Kecewa! Pertandingan Persija Versus Persib Tidak di Jakarta
- 07 Mei 2026 09:45 WIB
- Pusat Pemberitaan
Poin Utama
- Persija kecewa laga melawan Persib dipindahkan dari Jakarta ke Samarinda karena alasan keamanan
- Ferry Indrasjarief menyebut Persija dan The Jakmania sudah berupaya menjaga situasi tetap kondusif sepanjang musim.
- Persija mengaku mengalami kerugian finansial dan kehilangan kesempatan bermain di depan pendukung sendiri.
RRI.CO.ID, Jakarta - Persija Jakarta mengaku kecewa setelah laga melawan Persib Bandung dipastikan tidak digelar di Jakarta. Pertandingan yang semula berlangsung di GBK, Jakarta, dipindahkan ke Stadion Segiri, Samarinda, Kalimantan Timur, pada 10 Mei 2026.
Ketua Panitia Pelaksana Persija, Ferry Indrasjarief, mengatakan keputusan tersebut menjadi pukulan bagi klub dan para pendukung. Menurutnya, Persija selama ini sudah berupaya menjaga situasi tetap kondusif sepanjang musim.
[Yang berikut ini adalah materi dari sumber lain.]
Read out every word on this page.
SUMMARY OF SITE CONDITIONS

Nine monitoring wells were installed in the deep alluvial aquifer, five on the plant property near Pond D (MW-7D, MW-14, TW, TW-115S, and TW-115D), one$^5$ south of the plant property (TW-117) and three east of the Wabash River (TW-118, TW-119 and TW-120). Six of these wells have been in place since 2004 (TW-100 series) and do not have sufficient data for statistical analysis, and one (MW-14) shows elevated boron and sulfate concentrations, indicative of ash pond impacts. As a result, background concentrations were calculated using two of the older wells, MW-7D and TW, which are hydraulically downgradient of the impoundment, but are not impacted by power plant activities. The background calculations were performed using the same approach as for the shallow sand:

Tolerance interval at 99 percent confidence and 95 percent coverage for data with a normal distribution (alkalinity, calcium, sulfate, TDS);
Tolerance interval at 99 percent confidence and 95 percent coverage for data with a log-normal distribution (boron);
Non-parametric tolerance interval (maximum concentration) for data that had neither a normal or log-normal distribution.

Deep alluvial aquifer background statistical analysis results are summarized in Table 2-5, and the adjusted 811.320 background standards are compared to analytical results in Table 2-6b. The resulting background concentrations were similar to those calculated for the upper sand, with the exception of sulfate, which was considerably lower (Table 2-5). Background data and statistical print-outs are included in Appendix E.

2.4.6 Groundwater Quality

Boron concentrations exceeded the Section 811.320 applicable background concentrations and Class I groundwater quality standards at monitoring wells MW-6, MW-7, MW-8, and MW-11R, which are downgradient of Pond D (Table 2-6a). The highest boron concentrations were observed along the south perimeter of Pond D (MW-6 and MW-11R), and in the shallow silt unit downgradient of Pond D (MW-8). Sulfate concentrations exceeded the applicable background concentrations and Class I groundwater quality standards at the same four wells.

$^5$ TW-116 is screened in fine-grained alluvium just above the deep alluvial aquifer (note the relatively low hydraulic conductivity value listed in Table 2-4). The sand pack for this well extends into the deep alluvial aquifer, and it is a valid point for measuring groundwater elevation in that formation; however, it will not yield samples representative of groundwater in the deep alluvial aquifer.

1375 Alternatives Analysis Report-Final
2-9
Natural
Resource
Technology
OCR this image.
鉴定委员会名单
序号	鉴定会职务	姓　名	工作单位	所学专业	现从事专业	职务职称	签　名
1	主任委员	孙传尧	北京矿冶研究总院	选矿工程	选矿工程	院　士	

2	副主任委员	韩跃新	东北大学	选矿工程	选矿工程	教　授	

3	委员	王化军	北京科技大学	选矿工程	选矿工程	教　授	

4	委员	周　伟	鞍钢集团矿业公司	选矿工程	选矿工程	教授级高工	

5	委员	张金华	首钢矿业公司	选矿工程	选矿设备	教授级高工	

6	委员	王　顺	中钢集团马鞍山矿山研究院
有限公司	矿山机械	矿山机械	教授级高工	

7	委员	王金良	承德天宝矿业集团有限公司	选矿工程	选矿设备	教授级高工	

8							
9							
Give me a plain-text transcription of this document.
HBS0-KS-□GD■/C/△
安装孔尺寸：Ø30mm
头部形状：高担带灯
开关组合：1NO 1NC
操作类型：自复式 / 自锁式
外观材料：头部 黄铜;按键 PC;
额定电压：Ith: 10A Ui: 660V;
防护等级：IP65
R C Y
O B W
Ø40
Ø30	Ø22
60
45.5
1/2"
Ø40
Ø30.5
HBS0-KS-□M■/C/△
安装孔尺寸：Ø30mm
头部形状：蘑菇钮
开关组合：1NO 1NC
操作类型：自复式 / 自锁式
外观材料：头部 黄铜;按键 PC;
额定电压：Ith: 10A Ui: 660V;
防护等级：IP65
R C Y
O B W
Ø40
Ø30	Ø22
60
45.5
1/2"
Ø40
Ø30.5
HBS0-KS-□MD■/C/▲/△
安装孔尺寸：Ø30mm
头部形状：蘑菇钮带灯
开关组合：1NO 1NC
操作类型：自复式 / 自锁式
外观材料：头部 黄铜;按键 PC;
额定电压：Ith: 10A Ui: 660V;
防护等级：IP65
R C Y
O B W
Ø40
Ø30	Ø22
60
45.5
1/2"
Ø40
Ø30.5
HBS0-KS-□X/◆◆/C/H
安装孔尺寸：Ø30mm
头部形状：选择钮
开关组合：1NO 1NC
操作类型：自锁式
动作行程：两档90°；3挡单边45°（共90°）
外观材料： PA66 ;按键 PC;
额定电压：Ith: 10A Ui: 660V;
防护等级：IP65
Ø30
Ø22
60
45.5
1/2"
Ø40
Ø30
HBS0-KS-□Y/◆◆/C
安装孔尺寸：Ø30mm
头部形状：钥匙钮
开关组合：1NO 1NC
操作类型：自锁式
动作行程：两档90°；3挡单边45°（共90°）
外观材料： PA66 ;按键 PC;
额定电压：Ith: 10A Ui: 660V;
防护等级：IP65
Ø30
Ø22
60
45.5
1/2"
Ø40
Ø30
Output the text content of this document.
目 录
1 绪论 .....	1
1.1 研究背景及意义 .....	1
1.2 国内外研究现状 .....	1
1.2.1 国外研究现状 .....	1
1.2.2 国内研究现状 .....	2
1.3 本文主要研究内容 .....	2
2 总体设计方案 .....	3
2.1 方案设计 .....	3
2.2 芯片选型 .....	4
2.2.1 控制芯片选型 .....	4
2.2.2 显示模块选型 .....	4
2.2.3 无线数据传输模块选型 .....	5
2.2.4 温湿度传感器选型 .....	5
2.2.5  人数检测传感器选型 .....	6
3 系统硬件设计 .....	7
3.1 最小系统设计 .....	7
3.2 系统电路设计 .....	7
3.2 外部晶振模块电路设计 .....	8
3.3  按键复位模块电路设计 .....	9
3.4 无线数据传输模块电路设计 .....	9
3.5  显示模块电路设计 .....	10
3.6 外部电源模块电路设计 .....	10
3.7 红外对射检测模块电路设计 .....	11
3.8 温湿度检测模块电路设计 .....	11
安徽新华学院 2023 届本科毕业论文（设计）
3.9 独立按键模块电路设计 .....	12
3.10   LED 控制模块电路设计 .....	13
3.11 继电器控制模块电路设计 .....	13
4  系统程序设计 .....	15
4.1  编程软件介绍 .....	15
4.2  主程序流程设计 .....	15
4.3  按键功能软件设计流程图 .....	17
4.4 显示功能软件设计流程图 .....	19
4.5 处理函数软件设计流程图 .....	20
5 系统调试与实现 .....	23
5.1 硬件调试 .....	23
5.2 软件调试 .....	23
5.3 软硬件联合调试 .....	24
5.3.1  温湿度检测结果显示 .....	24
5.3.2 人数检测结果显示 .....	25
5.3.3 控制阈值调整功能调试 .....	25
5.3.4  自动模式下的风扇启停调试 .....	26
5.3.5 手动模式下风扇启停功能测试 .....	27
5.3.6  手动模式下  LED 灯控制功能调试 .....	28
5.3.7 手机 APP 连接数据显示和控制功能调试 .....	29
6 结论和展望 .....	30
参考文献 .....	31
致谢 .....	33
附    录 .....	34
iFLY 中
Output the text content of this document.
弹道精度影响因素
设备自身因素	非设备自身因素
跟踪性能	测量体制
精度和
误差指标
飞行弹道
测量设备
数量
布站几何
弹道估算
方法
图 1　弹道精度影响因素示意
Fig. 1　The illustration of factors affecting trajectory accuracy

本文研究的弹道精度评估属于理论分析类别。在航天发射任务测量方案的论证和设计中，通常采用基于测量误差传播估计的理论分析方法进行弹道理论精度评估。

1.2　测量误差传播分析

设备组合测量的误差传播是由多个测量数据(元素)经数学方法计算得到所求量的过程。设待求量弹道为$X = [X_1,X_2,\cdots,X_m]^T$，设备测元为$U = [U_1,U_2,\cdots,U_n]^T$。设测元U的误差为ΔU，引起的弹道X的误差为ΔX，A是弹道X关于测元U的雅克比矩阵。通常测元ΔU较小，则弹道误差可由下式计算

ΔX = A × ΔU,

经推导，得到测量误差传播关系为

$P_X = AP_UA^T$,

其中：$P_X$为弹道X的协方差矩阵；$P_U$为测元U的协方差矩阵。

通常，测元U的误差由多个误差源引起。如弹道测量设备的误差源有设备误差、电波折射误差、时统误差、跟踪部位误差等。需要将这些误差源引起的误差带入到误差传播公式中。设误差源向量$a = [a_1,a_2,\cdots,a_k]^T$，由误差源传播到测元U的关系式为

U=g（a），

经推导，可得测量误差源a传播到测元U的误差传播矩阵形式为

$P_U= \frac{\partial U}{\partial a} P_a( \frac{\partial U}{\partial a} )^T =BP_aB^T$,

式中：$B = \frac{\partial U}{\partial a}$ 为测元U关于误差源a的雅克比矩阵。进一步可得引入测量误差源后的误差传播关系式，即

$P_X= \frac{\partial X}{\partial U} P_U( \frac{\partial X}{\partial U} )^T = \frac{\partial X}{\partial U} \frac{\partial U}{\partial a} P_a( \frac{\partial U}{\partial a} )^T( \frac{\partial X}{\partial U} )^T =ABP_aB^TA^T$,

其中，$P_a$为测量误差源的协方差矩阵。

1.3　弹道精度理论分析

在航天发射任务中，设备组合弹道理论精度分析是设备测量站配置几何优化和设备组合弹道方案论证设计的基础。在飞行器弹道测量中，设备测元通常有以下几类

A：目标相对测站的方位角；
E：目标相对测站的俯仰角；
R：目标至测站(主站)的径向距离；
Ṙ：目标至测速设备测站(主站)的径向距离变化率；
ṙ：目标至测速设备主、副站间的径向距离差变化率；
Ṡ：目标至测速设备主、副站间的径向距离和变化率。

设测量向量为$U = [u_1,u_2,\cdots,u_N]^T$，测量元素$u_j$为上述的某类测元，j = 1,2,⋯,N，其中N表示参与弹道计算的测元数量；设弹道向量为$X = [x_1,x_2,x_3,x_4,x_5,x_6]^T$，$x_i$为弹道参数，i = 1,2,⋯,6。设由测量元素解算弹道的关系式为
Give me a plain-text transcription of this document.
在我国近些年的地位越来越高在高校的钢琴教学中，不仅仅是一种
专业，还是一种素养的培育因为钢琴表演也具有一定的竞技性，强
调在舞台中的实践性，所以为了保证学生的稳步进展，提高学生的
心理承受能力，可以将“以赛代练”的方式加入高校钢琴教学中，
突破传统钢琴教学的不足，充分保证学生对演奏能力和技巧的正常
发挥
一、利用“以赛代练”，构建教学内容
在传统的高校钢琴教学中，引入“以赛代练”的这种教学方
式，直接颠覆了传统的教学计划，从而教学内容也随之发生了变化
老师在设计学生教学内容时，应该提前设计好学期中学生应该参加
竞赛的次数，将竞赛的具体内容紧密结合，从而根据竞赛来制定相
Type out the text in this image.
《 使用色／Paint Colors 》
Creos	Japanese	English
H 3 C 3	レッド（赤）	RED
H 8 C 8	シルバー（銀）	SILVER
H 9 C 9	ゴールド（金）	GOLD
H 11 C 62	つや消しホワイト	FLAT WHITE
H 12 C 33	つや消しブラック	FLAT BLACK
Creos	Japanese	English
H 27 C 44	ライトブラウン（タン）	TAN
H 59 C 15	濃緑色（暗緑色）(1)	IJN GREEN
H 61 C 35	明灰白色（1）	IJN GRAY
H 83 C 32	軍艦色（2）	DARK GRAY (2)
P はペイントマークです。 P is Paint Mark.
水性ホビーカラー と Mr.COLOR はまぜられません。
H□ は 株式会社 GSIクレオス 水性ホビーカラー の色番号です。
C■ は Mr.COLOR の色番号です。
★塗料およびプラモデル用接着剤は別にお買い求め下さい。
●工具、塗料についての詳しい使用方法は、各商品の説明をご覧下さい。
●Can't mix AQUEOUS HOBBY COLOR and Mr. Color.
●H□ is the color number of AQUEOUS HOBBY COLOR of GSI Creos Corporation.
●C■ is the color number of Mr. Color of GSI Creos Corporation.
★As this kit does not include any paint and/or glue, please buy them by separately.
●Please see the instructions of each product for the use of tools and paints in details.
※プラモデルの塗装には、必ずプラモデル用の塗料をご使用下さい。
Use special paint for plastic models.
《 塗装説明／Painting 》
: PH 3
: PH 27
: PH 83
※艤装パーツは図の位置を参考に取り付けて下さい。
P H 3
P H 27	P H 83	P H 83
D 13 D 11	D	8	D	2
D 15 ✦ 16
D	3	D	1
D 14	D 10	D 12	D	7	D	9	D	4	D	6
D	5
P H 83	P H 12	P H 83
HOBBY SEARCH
“Kecewa sekali, padahal kita sudah berupaya, bekerja sama dengan The Jakmania. Berupaya untuk menunjukkan bahwa perilaku supporter kita sudah bagus," kata Ferry kepada awak media di Mabes Polri, Jakarta, Rabu, 6 Mei 2026.
"Boleh dibilang, selama musim ini kita tidak ada kejadian apapun yang berarti. (Kejadian-red) yang membuat PSSI ataupun Liga khawatir,” katanya
Meski demikian, laga tetap dipindahkan dengan alasan keamanan. Ferry menyebut keputusan itu berkaitan dengan situasi, pasca aksi May Day dan adanya kekhawatiran potensi gangguan keamanan Jakarta.
“Faktor keamanan ya seperti yang tadi sudah dibilang. Bahwa setelah May Day akan ada indikasi akan ada lagi kemungkinan (aksi may day) mereka khawatir seperti itu,” ujarnya.
Ia juga menyinggung adanya insiden yang sebelumnya terjadi di Bandung beberapa waktu lalu. Hasil evaluasi dan pertimbangan aparat membuat Jakarta dianggap sebagai wilayah yang rawan untuk menggelar pertandingan besar.
Selain faktor keamanan, Ferry mengakui pemindahan venue membuat Persija mengalami kerugian. Ia menyebut kerugian tidak hanya dari sisi finansial, tetapi juga dari sisi dukungan suporter.
“Jelas kerugian, yang pertama kerugian finansial karena kita tidak bisa menggelar laga di kandang sendiri. Tetapi yang paling penting adalah kerugian untuk suporter,” ucap Ferry.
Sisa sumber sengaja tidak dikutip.